The question is, why were the ideals held by leftist-leaning African leaders like Nkrumah, Nyerere, Rawlings, Thomas Sankara and others – despite their many weaknesses – so appealing to the African youth of the seventies and eighties? After the attainment of political independence by many African countries, most of them have mainly remained producers and exporters of raw materials and importers of manufactured goods from the west and now from China. This unequal international division of labour – that has led to the underdevelopment of the African continent – is what is called neo-colonialism.
The central ideal behind socialism, that was later to lead to communism, as conceived by Marx and Engels, was a more humane society. It was a call for brotherhood, solidarity and equality of all people. The creation of a socialist state, under the leadership of the working class was to, ideally, lead to a classless society and the abolition of the state as an instrument of class rule. Unfortunately, what unfolded in the then Soviet Union and other socialist countries in Eastern and Central Europe, was contrary to that original ideal.
In the former socialist countries, the Communist Party – the vanguard of the revolution – became a monster unto itself controlled by the party elite at the expense of the workers, peasants and other strata in society.
The dictatorship of the proletariat (working class) was replaced by the dictatorship of the party. In short, the above were some of the major internal contradictions that caused the collapse of the socialist states in Eastern and Central Europe.
After the collapse of the Soviet Union and other socialist countries in Eastern and Central Europe in the 1990s, socialism, as an international project, was forced on the back foot. Unlike the Cold War period which was characterized by superpower rivalry between the US and the Soviet Union in a bipolarized international system – pitching multiparty democracy and capitalism on the one hand against socialism and one-party rule on the other – by the mid-nineties the world was completely different.
Multi-party democracy and neo-liberal economic policies have now gained international currency and “acceptance” as the two core sets of norms underpinning what has come to be known as the good governance paradigm.
As I tried to argue above, socialism as an ideal is based on social justice and it is about caring for and empowering the masses of the people to be able to define their own political, economic and social destiny.

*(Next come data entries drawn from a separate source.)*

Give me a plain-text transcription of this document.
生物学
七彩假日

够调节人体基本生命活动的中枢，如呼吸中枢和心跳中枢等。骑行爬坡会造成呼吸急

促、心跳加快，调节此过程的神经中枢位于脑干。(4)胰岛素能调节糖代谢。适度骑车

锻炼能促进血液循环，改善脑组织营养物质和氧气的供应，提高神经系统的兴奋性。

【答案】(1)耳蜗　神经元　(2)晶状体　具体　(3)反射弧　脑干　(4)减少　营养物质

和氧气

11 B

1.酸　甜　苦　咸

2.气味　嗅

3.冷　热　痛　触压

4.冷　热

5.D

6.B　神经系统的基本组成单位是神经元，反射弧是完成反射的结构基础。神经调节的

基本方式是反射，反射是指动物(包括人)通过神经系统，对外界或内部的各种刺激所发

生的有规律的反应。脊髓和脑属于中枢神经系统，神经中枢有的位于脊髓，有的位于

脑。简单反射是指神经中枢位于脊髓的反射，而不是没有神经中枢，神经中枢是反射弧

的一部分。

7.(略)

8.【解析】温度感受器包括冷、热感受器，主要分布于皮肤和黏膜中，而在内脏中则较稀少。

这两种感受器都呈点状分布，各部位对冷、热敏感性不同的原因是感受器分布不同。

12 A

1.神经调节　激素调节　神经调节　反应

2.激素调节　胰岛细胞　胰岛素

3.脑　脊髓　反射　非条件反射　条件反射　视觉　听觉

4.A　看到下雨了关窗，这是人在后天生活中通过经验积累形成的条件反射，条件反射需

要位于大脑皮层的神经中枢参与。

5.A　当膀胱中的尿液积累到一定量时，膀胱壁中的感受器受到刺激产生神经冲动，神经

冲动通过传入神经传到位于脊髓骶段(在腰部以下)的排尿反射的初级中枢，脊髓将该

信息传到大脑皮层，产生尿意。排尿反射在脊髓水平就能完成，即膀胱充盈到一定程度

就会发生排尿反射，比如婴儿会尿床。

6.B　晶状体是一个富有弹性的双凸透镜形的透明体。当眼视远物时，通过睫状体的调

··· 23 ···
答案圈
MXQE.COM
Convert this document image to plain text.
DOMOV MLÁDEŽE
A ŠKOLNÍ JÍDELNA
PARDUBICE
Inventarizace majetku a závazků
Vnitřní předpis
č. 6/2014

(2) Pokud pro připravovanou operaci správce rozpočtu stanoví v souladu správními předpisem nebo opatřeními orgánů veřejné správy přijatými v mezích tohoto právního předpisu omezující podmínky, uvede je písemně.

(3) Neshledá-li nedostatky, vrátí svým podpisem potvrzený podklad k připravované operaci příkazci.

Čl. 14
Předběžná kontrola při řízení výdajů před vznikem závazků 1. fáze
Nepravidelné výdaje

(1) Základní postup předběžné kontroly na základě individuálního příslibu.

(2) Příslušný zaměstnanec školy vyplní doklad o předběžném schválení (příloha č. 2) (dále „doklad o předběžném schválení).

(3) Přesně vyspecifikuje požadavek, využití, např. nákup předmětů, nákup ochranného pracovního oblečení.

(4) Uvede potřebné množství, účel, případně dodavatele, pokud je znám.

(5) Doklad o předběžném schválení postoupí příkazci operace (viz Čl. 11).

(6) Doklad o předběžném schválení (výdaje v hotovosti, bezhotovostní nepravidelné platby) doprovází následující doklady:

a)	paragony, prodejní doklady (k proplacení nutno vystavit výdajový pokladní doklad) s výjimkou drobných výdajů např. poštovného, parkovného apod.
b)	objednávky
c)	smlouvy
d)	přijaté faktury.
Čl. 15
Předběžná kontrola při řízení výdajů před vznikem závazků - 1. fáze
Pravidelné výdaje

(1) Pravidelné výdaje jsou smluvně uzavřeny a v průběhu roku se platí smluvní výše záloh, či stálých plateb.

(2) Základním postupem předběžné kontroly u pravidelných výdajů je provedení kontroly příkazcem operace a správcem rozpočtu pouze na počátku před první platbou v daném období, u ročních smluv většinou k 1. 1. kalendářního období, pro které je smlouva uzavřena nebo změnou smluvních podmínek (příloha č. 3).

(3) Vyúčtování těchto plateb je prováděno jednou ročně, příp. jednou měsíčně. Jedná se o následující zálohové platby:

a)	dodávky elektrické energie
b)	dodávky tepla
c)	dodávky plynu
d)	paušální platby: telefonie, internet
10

That explains why Jerry Rawlings – despite his poor human rights record – was a darling of the African left. The socialist ideals of the African left which Rawlings stood for, might have been “wounded” but these are not dead! I do not endorse the gross human rights violations that were committed under the reign of Jerry Rawlings; but I salute a brave fighter for social justice who was trying to uplift the lives of ordinary Ghanaians. And in that process, many unforgivable mistakes were made. May his soul rest in eternal peace.